Concepedia

Publication | Closed Access

A Case for Media Literacy in the Context of Socioscientific Issues.

17

Citations

12

References

2010

Year

Abstract

Background: The call for a scientifically literate citizenry necessitates individuals who are able to understand and make decisions regarding socioscientific issues. Socioscientific issues are social dilemmas with no definite solutions that have captured the attention of media sources nationally and internationally. This implies that scientifically literate individuals also need to be media literate and able to critically analyze socioscientific information presented in the media. Because teachers are considered the most influential factor in promoting student achievement and literacy, it is imperative that teachers be scientifically and media literate as well.
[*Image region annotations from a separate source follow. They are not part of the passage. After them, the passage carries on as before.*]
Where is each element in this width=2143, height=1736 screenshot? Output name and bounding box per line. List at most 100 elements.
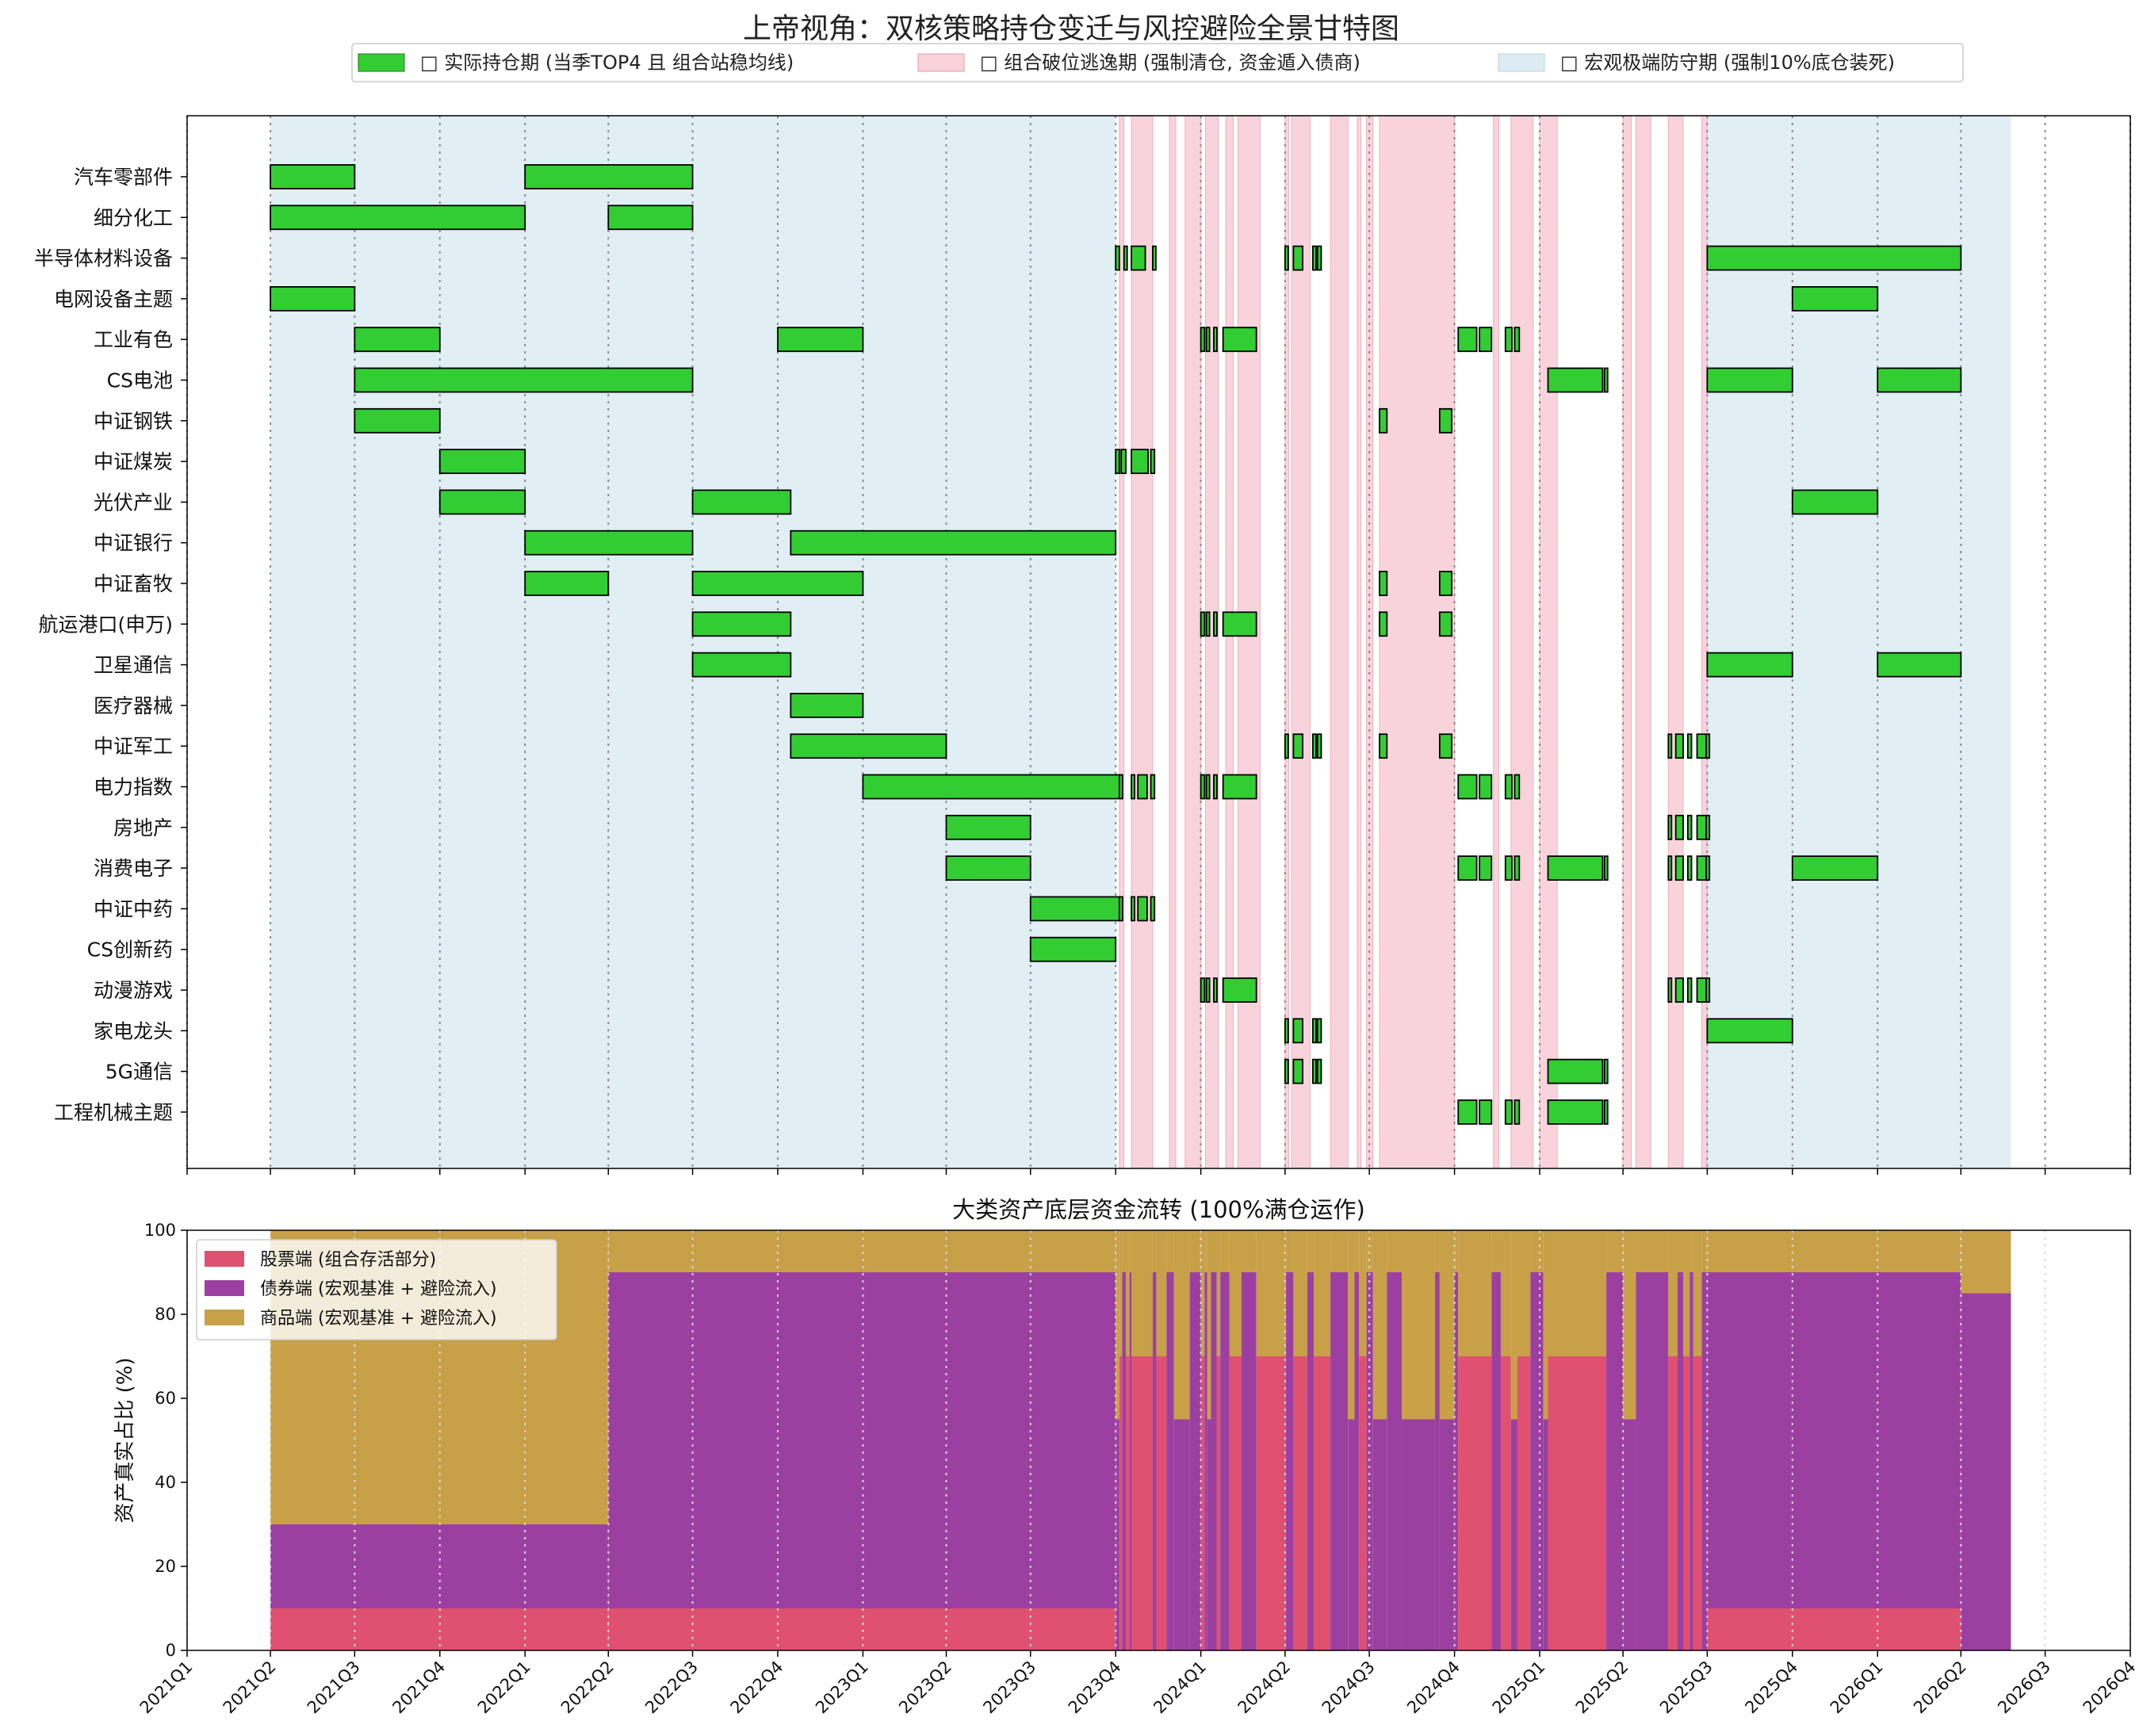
holding-bar: [1479, 1099, 1493, 1125]
holding-bar: [1696, 733, 1708, 759]
area-segment-stock: [1359, 1356, 1367, 1650]
holding-bar: [1292, 1018, 1303, 1044]
holding-bar: [1705, 855, 1711, 881]
holding-bar: [354, 367, 694, 393]
escape-period-15: [1510, 115, 1534, 1169]
area-segment-stock: [1126, 1356, 1130, 1650]
holding-bar: [1686, 733, 1693, 759]
area-segment-bond: [1173, 1419, 1190, 1650]
holding-bar: [1791, 855, 1879, 881]
holding-bar: [1205, 327, 1211, 353]
gantt-category-label: 房地产: [113, 816, 173, 839]
holding-bar: [1316, 733, 1322, 759]
gantt-category-label: 消费电子: [94, 857, 173, 880]
defense-period-1: [270, 116, 1116, 1168]
holding-bar: [1696, 814, 1708, 840]
holding-bar: [1131, 245, 1146, 271]
holding-bar: [1150, 449, 1156, 474]
escape-period-5: [1204, 115, 1219, 1169]
holding-bar: [1667, 814, 1673, 840]
area-segment-bond: [1491, 1272, 1501, 1650]
area-segment-commodity: [608, 1230, 1116, 1272]
area-legend-label-3: 商品端 (宏观基准 + 避险流入): [260, 1309, 497, 1329]
area-segment-commodity: [1119, 1230, 1123, 1356]
holding-bar: [1877, 652, 1962, 678]
escape-period-10: [1330, 115, 1349, 1169]
escape-period-13: [1379, 115, 1456, 1169]
holding-bar: [1686, 814, 1693, 840]
gantt-category-label: 中证中药: [94, 897, 173, 920]
area-segment-commodity: [1458, 1230, 1492, 1356]
area-segment-bond: [1372, 1419, 1387, 1650]
holding-bar: [1513, 774, 1521, 800]
area-segment-commodity: [1256, 1230, 1287, 1356]
area-segment-commodity: [1200, 1230, 1205, 1356]
holding-bar: [1222, 611, 1257, 637]
holding-bar: [1213, 327, 1218, 353]
area-legend-label-1: 股票端 (组合存活部分): [260, 1250, 436, 1270]
holding-bar: [1131, 896, 1135, 922]
holding-bar: [1284, 733, 1289, 759]
area-segment-commodity: [1216, 1230, 1221, 1356]
legend-swatch-2: [917, 53, 965, 72]
holding-bar: [790, 733, 947, 759]
top-legend: □ 实际持仓期 (当季TOP4 且 组合站稳均线) □ 组合破位逃逸期 (强制清仓…: [351, 43, 1964, 82]
escape-period-1: [1119, 115, 1125, 1169]
holding-bar: [691, 611, 792, 637]
area-chart-title: 大类资产底层资金流转 (100%满仓运作): [952, 1196, 1365, 1223]
holding-bar: [691, 652, 792, 678]
area-segment-bond: [1129, 1272, 1132, 1650]
area-segment-bond: [1116, 1419, 1119, 1650]
holding-bar: [1118, 896, 1123, 922]
holding-bar: [1205, 611, 1211, 637]
gantt-category-label: 动漫游戏: [94, 979, 173, 1002]
area-y-tick-label: 20: [155, 1557, 176, 1576]
holding-bar: [1284, 245, 1289, 271]
area-segment-commodity: [1517, 1230, 1531, 1356]
area-segment-bond: [608, 1272, 1116, 1608]
area-y-tick-label: 80: [155, 1305, 176, 1324]
holding-bar: [1547, 855, 1604, 881]
holding-bar: [438, 449, 526, 474]
gantt-category-label: 中证军工: [94, 735, 173, 758]
holding-bar: [1706, 1018, 1793, 1044]
holding-bar: [1547, 367, 1604, 393]
area-segment-bond: [1354, 1272, 1360, 1650]
area-segment-commodity: [1366, 1230, 1373, 1272]
holding-bar: [1674, 855, 1684, 881]
area-segment-bond: [1510, 1419, 1517, 1650]
holding-bar: [1150, 774, 1156, 800]
area-segment-commodity: [1677, 1230, 1684, 1272]
holding-bar: [1877, 367, 1962, 393]
holding-bar: [1316, 1018, 1322, 1044]
area-segment-bond: [1454, 1272, 1459, 1650]
area-segment-commodity: [1126, 1230, 1130, 1356]
holding-bar: [1137, 774, 1148, 800]
holding-bar: [1123, 245, 1128, 271]
area-segment-stock: [1458, 1356, 1492, 1650]
holding-bar: [1222, 977, 1257, 1003]
holding-bar: [1200, 327, 1206, 353]
area-segment-stock: [1548, 1356, 1607, 1650]
holding-bar: [1118, 774, 1123, 800]
holding-bar: [1479, 327, 1493, 353]
holding-bar: [1379, 611, 1388, 637]
area-legend-label-2: 债券端 (宏观基准 + 避险流入): [260, 1279, 497, 1299]
area-segment-commodity: [1454, 1230, 1459, 1272]
holding-bar: [1200, 977, 1206, 1003]
holding-bar: [1674, 814, 1684, 840]
holding-bar: [1292, 733, 1303, 759]
escape-period-14: [1493, 115, 1500, 1169]
holding-bar: [1213, 774, 1218, 800]
gantt-category-label: 电网设备主题: [54, 288, 173, 311]
holding-bar: [1379, 571, 1388, 596]
area-segment-stock: [1293, 1356, 1307, 1650]
area-segment-commodity: [1510, 1230, 1517, 1420]
area-segment-bond: [1402, 1419, 1436, 1650]
area-segment-bond: [1330, 1272, 1349, 1650]
area-segment-stock: [1668, 1356, 1678, 1650]
area-segment-commodity: [1348, 1230, 1355, 1420]
holding-bar: [790, 693, 864, 718]
holding-bar: [524, 164, 694, 189]
area-segment-bond: [1348, 1419, 1355, 1650]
Goals: The purpose of this study is to examine the types of media and criteria that preservice science teachers use to select and evaluate information pertaining to socioscientific issues presented in multimedia texts intended for use with k-12 students. Research Methods: Exploratory study using course artifacts generated by 40 middle childhood science preservice teachers. Data sources were analyzed for frequencies and emergent patterns. Results: Preservice teachers selected a variety of multimedia resources to teach socioscientific issues. They reexamined the selected multimedia resources with readability criteria for use with middle childhood students. The preservice teachers suggested the addition of four new criteria to the readability checklist to make it science specific. These four criteria provide a basis for informal reasoning processes.